Das Gleichnis vom Reichen und von Lazarus enthält für uns wichtige Lektionen. Beachten wir Gottes inspiriertes Wort? Sind wir als ergebene Jünger Jesu Christi bestrebt, uns daran zu halten? Diejenigen, die sich — wie die jüdischen Pharisäer — weigern, dies zu tun, werden den quälenden Auswirkungen der gegen sie gerichteten göttlichen Gerichtsbotschaft nicht entgehen. Gottes loyalgesinnte Diener werden nicht aufhören, die Wahrheit zu verkünden und religiöse Irrlehren furchtlos bloßzustellen.
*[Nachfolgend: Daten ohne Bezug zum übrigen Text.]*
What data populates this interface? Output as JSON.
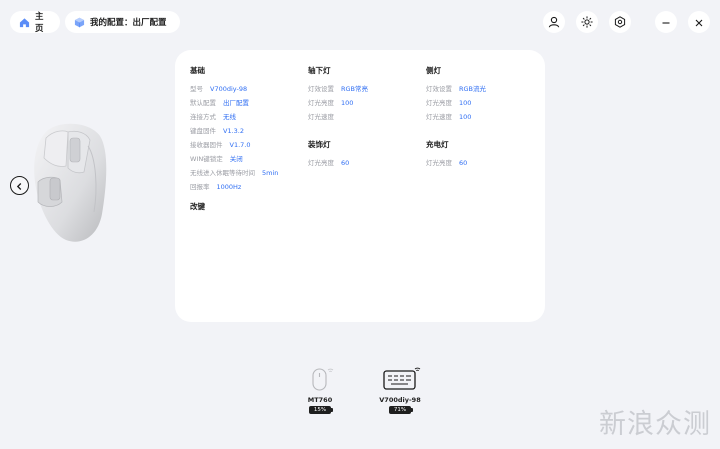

Wie denkst du hierüber? Findest du, jede Religion habe etwas Gutes an sich und man sollte deshalb mit dieser Bloßstellung aufhören? Oder bist du über die Christenheit empört, weil Gott durch ihre Irrlehren über den Zustand der Toten falsch dargestellt worden ist? Möchtest du, daß Gottes Name von der Schmach gereinigt wird, mit der er durch diese Irrlehren bedeckt worden ist? Möchtest du, daß keine Mühe gescheut wird, aufrichtiggesinnte Menschen aus der Knechtschaft religiöser Irrlehren zu befreien? Wenn ja, dann wirst du Gottes Vorhaben mit den Toten und den Lebenden sehr tröstlich finden.